Mothering

Only after I became a mother in the most basic, literal sense, giving birth to my son and a few years later my daughter, did I dedicate the time needed to realize that raising children represents only a modicum of true mothering. It is a much bigger, holier, metaphysical concept than I give it credit. Each year, around this time of year, prompted by advertisements for spa-days and chocolate-covered fruit and whatever other gifts marketers dictate as appropriate for mothers, I pause and think about how I have embraced mothering as a whole.

With each annual exploration the understanding of what it means to mother–beyond gender or responsibilities or frustrations or fears–opens itself up a little more to me.

In recent years, there has been a larger movement to recognize that the syrupy, Hallmark-fortified version of this holiday leaves out those who have been unable to bear children, those who have lost a child, lost a mother, or those who have non-existent or damaged relationships with mothers in their lives. As my expression of motherhood evolves, I have come in personal contact with all these challenges, experiencing them myself or when supporting others.

My role as a mom raising two kids is something I still struggle with everyday. I struggle with my identity outside of my kids’ lives and nurturing my own and their independence. I pray for them everyday; praying for their safety and wisdom and that they might represent and give unconditional love to everyone they meet. I remind them constantly to stop picking their nose. They hand me a booger.

Two ideas struck me today with words better than I have to offer, and I have learned that part of mothering is recognizing other’s good work and lifting it up, celebrating nurturing ideas that feed humanity.

The first comes from Jen Hatmaker. I am sharing this is a little late, considering most of us have finished church for this Sunday, but the sentiment is timeless and useful for future Mother’s Days. The biggest takeaway is the permission to walk away from our prescribed traditions without risk of our sacred communities turning their back on us when we return. We need to find the joy that brings us closer to the divine, which is what our Mother would want for us.

The second idea comes from the story on the origins of Mother’s Day in the United States, which has been posted on multiple sites today, more than I remember in recent history. Each account cites Julia Ward Howe’s Mother’s Day Proclamation from 1870, calling women together to work together to address issues of global peace. A stanza in the middle of the piece reads:

From the bosom of the devastated earth a voice goes up with our own. It says, “Disarm, disarm! The sword is not the balance of justice.” Blood does not wipe out dishonor nor violence indicate possession.

I’d happen to guess that greeting card companies haven’t quite figured out what font to use when re-printing that phrase on the front of a Mother’s Day card. The entire proclamation reminds me to view my role as a mother as to serve the children of the world–all ages, all locations, no exceptions.

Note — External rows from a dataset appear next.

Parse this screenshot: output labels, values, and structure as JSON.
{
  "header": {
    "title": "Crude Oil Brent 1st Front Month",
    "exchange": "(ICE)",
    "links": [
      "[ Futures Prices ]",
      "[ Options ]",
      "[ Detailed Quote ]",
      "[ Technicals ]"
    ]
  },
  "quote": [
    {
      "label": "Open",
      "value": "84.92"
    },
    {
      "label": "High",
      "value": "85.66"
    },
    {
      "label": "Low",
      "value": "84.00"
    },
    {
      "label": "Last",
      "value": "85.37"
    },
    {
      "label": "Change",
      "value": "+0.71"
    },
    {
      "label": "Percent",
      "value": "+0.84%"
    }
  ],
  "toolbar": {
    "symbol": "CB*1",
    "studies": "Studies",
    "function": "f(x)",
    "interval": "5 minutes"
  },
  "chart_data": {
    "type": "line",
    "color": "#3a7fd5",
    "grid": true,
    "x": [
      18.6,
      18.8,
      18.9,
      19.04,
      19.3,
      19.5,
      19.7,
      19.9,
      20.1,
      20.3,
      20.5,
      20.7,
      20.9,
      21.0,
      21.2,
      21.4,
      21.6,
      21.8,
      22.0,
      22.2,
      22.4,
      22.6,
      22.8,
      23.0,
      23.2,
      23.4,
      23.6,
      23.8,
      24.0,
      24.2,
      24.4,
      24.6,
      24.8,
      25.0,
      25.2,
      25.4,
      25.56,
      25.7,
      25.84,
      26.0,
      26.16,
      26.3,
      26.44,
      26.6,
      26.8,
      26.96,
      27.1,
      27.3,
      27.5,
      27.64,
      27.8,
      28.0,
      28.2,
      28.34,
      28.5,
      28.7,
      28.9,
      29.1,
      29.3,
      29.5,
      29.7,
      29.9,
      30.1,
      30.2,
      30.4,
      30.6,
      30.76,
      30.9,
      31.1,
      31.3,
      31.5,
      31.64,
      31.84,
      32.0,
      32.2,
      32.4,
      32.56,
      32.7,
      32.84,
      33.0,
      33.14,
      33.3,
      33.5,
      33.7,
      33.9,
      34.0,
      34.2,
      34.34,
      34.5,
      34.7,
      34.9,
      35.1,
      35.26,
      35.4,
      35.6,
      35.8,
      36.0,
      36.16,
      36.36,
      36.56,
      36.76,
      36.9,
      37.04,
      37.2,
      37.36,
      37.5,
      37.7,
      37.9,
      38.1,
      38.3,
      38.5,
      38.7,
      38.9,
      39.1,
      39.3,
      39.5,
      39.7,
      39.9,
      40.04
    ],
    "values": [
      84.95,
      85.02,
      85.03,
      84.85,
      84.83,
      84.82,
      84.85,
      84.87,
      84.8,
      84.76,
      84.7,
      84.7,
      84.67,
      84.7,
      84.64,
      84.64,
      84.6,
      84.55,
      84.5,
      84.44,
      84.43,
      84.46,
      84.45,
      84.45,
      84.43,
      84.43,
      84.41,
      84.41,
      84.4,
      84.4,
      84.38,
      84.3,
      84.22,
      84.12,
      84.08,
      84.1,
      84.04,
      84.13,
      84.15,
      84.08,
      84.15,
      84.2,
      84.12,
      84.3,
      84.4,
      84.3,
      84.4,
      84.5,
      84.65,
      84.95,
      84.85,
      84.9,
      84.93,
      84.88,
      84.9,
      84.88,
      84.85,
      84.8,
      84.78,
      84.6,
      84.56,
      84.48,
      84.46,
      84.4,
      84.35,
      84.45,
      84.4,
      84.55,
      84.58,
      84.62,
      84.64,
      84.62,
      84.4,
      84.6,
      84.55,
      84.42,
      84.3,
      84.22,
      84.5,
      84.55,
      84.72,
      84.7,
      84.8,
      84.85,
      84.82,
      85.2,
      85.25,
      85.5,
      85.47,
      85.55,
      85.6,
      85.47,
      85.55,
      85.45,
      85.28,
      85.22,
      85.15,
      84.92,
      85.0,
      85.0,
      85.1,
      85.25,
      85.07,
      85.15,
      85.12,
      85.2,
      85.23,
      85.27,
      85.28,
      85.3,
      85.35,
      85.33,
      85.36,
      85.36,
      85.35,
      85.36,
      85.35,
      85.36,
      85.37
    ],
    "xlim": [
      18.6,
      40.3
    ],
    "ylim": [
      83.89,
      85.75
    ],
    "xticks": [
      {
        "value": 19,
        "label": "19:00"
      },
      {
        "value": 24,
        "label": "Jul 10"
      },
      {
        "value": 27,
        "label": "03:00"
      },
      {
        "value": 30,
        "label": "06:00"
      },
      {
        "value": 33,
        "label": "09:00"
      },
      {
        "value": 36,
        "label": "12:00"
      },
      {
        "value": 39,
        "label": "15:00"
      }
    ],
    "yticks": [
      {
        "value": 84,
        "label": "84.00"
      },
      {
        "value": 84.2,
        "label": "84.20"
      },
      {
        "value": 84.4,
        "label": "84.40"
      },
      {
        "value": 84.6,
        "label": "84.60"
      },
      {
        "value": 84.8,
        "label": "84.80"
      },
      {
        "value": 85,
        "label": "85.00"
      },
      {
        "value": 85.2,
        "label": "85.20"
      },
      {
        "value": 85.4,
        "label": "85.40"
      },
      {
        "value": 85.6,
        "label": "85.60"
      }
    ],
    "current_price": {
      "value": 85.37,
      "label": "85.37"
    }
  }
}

It’s a humbling charge, one that can’t be fueled by a bouquet of chocolate-covered fruit.

And finally, because the Internet can be good (despite all of its clickbait and makeup-free celebrity photos) when we use it with the right intentions, a bonus thought, discovered as a related link to Howe’s proclamation. It’s a reflection on spiritual motherhood, captured by Dr. Alice von Hildebrand, a Catholic philosopher and theologian. The finale of her article reads:

You are called to motherhood right now. Not next week, not next month. I’m absolutely convinced that God has placed people in your path and called you to motherhood. Your task is to love those that are weak, unhappy, helpless, and unloved. Sometimes you can do this just by saying one word. At other times you’ll just have to listen. In every life there is suffering; most people keep it inside. When they feel loved, they will open up and tell you about their suffering. Then you will find that by carrying other people’s suffering your own suffering becomes lighter.